Cecily understands. She has only her father, and he has only her. To atone, Cecily quietly arranges for her father to get Gwinny's brother Gruffwyd a secure job cutting wood, and when the Welsh rebel Madog leads a bloody insurrection in which Caernavon is sacked and the English are slaughtered, it is Gruffyd who saves Cecily, who then finds herself a servant to Gwinny, living in their poor hut and her life dependent upon them to hide her from the rebels.

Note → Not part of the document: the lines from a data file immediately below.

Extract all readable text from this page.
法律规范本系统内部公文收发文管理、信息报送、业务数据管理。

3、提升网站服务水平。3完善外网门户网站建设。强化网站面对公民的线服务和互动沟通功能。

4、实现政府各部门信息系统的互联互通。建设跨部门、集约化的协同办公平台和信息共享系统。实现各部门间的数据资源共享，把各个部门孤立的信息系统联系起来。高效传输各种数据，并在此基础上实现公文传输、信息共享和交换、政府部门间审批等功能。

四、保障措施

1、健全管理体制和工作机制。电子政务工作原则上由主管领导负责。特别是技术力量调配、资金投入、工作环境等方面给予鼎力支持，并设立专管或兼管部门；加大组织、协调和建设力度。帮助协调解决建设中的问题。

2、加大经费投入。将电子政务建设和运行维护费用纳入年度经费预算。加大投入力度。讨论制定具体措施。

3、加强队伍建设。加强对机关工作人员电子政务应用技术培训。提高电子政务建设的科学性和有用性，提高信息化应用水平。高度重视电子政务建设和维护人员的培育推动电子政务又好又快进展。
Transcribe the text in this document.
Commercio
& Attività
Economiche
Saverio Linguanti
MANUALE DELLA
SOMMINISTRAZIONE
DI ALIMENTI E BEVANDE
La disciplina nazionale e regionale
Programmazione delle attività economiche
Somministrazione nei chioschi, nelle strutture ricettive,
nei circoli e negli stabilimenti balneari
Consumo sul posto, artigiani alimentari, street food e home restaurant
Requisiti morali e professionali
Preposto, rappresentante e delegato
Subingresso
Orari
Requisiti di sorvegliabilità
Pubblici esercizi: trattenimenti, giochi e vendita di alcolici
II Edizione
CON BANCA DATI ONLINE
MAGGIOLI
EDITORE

As Aeschylus said, if "in war, the first casualty is truth, surely the second is justice." J. Anderson Coats' forthcoming novel, The Wicked and the Just (Houghton Mifflin Harcourt, 2012) explores the nature of that justice, in one of those all-too-familiar human situations in which the passion for vengeance overcomes the restraints of law, justice, and faith itself. This is a powerful novel which deals with a little-known period of history, but the lesson of which has not yet been learned in the life of nations, and it does so through the words and thoughts of two narrators portrayed in all their humanity. Cecily and Gwinny cannot change the times or their bloody conjoined history, but they do find a way to change their hearts in the recognition of their common nature. Coats offers, in her appended historical note, the reassuring theme that over the many intervening centuries the Welsh and the English have come to a still uneasy accommodation to their common destiny, but this glimpse of the wages of vengeance make the reader wish that somehow they, and we, had found a better way.

"Brilliant: a vision of history before the victors wrote it," says Kirkus Reviews.